Thoughts - Autumn 2025
Makers and Caretakers are probably the two most satisfying human occupations. Makers create something and put it out into the world for others to enjoy (e.g. artists, entrepreneurs, construction workers, architects), and Caretakers spend their time directly helping people (nurses, doctors, firemen, teachers). My belief is that the further you are removed from directly impacting others or putting something back into the collective pool that is the world, the more soulless your occupation feels (the rest of the corporate world, for example).
Learning how to actually make things work is the hard skill that compounds most steeply. Most people shy away from actually *doing* it. They might still make money or hustle their way into a positive outcome, but they will never have developed the toolkit. The person who has learned the skill will come out of the experience 100x more dangerous, so that even if this project doesn’t work they are much more likely to succeed next time. Think of it as the person who learned the material for the quiz vs the person who cheated and got a good grade. It pays to actually learn the thing.
The few fundamental things that matter often stay the same, in spite of all the noise. Those who know me know that I am prone to looking around and feeling a sense of FOMO in the face of the boundless opportunities of this world, but amusingly I have discovered over time that the really special things are still rare and worth concentrating your attention on.
Finding flow is a muscle. It is easy to waste a lot of time being unfocused, but if you force yourself to do a flow-inducing activity for just a few minutes you will find yourself in that pleasant, warm stream again. Writing does this for me, and yet I often find myself avoiding it and watching YouTube instead. There are probably very useful products to be built around this.
As Buffett says, “The trick is, when there is nothing to do, do nothing.” There are times when there is nothing to do, and there are times when there is a whole lot to do. Resources are always limited no matter what scale you are at, and I have found that doing things in waves of action followed by tranquility followed by action is an effective strategy.
Better than forcing people to work hard is to have them be genuinely excited about what they do to the point of forgetting that it is work.
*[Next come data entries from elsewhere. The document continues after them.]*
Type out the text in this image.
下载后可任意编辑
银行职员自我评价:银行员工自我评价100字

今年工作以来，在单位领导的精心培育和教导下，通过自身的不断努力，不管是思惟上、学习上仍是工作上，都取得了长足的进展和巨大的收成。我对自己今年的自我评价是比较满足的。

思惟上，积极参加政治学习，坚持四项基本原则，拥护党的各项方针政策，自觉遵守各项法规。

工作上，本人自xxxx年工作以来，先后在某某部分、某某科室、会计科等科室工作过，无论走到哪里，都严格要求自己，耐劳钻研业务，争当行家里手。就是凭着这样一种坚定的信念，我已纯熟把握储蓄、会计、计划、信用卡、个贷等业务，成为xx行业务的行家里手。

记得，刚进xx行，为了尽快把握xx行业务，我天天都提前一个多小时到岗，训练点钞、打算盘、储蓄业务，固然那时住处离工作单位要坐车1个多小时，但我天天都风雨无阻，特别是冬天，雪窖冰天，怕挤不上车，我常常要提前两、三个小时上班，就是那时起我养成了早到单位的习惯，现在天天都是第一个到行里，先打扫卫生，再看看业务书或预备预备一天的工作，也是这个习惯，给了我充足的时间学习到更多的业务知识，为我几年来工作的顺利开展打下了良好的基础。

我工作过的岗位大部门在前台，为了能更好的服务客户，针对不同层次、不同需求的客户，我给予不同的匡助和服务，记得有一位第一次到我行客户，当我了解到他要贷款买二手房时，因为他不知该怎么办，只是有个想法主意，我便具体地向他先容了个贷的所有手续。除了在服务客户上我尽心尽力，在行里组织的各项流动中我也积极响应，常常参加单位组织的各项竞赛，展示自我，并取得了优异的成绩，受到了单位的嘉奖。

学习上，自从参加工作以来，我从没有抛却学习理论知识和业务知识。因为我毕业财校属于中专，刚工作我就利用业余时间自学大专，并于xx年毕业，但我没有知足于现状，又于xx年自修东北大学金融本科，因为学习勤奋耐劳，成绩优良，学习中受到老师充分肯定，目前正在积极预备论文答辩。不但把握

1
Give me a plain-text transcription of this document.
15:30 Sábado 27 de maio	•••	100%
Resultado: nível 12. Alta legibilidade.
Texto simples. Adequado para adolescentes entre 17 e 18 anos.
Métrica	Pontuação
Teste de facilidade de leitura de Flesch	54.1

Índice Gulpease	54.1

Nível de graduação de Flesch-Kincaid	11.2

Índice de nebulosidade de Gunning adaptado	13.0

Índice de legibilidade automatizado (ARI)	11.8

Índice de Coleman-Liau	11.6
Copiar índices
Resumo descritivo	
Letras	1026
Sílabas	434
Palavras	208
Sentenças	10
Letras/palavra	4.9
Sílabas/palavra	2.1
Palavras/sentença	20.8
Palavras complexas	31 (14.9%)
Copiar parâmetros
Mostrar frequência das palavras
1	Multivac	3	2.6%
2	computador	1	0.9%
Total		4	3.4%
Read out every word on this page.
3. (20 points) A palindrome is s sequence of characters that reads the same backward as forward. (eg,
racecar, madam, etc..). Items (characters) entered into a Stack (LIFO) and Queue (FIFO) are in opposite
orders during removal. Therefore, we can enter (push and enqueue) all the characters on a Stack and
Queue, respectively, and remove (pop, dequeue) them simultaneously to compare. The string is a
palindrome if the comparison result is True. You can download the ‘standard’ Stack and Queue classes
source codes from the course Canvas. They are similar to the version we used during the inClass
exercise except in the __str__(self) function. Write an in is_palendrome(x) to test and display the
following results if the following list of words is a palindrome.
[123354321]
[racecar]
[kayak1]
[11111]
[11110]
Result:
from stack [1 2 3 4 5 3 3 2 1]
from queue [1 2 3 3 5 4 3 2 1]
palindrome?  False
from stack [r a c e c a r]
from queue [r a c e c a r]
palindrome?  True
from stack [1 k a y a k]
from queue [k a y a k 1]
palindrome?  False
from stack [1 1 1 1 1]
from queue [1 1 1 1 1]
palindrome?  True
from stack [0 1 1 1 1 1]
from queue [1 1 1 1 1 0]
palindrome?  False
In a perfect setup, there is no distinction between the two. As Antoine de Saint-Exupéry said, “If you want to build a ship, don’t drum up the men to gather wood, divide the work, and give orders. Instead, teach them to yearn for the vast and endless sea.”
If you’re not feeling some fear, you’re probably not pushing yourself enough. You have to take yourself to the edge, to the point of feeling real vertigo, to understand what you are actually capable of. In that light, anxiety and stress can be reframed as good forces which you can learn to control.
Authenticity is felt in the air around you. It is something that everyone in the world viscerally responds to. Works of genius are those that came from the heart, with no pretense. A sincere, warm smile will always thaw the heart. When people start overthinking or doing things for effect, the very smart human subconscious feels it even if the rational mind didn’t quite detect it. The more of yourself you give / put back, the more the universe responds.
When you are uninspired, just produce. Doesn’t matter how bad it is. Quantity leads to quality. Do more, be more prolific and the genius will show itself. Forward motion solves almost everything.
You can will a whole lot of things into being. Being high agency is more important than being smart (many more people are smart than have high agency).
To be surrounded by people who want the best for you is the best and only way to live. I don’t think I could do what I do if I didn’t benefit from frequent interventions from those who are closest to me. They run along your side and occasionally lovingly yell at you if they feel you are straying from your personal legend. And hopefully you do the same for them.
Life is a lot about self-fulfilling prophecies. It is possible to go down any spiral, negative or positive. In moments of anxiety, you have to never collapse into yourself. The answer is to attack and to fight your way out of whatever rut you might be in. You can shape the life you want for yourself. You just have to know what you want and go get it. The power of will / wanting something is infinite.
It could all have been done better. You would have done it differently had you known. But you didn’t know. And you did it with what you knew at the time, and now the only thing you can do is to make use of your experience to best live what is ahead of you. It will also be imperfect, but you must move forward. I often feel nostalgic, and those feelings can both teach you a lot and be quite pleasant. Thinking back to things doesn’t need to be sad.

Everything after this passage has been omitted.